Split gate non-volatile memory (NVM) integrated circuits (ICs) have achieved widespread adoptions for code and data storage applications. An important aspect of split gate NVM circuits is their performance, which includes endurance (number of programming or write/erase cycles) and data retention after write/erase cycling. For example, split gate embedded flash memory technology has a wide range of embedded non-volatile applications that require very high endurance and low power consumption.

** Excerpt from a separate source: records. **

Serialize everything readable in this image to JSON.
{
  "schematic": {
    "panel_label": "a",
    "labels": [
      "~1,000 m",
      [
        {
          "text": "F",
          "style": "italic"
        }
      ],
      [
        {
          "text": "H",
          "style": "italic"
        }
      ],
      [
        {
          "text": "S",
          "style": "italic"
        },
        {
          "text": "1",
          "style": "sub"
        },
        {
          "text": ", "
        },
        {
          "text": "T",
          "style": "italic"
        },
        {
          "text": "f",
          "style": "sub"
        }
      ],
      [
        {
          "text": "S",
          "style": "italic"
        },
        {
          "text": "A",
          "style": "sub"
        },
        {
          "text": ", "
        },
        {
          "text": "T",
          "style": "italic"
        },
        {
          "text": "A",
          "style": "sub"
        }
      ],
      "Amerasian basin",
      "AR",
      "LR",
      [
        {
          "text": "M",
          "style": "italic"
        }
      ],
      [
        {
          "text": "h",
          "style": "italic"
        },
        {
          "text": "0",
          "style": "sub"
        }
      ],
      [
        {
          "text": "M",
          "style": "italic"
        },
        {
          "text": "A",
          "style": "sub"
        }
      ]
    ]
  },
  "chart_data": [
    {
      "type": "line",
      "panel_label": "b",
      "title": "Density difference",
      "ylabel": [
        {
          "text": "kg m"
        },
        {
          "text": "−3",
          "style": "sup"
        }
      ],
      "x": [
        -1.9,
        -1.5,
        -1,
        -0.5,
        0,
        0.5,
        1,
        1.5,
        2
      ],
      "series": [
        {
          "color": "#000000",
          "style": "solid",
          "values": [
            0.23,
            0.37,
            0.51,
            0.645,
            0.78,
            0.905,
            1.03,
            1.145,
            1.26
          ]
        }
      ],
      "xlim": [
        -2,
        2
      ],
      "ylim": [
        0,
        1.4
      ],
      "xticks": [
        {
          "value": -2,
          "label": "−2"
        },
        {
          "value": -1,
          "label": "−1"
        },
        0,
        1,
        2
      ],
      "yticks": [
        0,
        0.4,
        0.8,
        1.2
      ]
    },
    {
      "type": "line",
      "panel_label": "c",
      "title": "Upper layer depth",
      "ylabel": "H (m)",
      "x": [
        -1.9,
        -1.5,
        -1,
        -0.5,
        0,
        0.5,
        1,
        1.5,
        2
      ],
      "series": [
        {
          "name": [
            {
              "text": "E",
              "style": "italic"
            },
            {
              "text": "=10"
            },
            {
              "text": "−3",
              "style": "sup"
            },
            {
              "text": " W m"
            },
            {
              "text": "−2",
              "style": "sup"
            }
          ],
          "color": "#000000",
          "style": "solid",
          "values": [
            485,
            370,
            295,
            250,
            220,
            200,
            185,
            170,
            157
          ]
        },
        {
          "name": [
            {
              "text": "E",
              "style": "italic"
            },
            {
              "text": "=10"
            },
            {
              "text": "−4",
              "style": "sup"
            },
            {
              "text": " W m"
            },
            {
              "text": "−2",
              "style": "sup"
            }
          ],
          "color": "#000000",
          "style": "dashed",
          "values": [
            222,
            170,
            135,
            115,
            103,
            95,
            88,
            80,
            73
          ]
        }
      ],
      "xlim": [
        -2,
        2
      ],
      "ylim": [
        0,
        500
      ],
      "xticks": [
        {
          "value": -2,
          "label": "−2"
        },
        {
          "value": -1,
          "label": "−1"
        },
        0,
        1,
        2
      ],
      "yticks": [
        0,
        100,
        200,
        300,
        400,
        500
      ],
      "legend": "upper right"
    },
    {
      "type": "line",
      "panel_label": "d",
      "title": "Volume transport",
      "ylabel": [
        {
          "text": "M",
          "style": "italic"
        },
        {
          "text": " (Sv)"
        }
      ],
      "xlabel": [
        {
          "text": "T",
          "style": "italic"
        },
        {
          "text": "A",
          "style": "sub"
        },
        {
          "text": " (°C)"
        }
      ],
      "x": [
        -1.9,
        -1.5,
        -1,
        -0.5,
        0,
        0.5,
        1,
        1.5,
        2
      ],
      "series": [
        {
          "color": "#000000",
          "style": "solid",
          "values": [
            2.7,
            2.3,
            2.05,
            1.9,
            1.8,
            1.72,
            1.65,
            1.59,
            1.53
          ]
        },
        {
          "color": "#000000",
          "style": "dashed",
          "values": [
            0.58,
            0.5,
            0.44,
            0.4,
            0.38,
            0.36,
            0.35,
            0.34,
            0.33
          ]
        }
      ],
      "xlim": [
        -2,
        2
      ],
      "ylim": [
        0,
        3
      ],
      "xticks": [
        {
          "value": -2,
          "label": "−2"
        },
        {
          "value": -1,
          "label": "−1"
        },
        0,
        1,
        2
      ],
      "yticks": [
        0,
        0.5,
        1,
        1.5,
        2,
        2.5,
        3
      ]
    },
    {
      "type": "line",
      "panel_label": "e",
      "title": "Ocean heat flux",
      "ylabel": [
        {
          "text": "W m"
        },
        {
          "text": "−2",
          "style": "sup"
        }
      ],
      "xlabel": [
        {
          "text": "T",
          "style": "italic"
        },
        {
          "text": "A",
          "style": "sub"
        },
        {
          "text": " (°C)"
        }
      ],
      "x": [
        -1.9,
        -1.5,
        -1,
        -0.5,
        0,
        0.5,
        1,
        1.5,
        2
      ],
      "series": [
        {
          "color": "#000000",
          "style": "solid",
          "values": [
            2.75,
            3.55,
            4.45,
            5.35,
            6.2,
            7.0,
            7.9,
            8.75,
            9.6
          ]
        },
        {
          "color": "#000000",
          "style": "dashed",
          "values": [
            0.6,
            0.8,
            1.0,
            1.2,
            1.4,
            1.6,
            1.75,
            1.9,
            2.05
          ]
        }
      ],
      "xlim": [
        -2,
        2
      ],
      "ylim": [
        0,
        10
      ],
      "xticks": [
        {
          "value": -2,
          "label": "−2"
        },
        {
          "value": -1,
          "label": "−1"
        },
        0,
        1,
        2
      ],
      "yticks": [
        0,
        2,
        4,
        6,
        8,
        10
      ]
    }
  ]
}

On the other hand, capacitors are also widely used in ICs. Conventional capacitors, such as metal-insulator-metal (MIM) capacitors, metal-on-metal (MOM) capacitors or PIP capacitors, have been embedded into NVM ICs. However, embedding such conventional capacitors require multiple additional masks and are not conducive to high voltage (HV) capacitor applications, such as 5V. In addition, such capacitors usually have large footprints. For example, MOM capacitors employ low k dielectric of the intermetal dielectric (IMD) as the capacitor dielectric. The use of low k dielectric requires larger spacers, particularly for HV applications. This undesirably increases the footprint of the capacitor or device. Furthermore, these various disadvantages increase the overall manufacturing costs.
The present disclosure is directed to cost-effective ICs with embedded capacitors without the need of additional masks, conducive for HV application with a smaller footprint.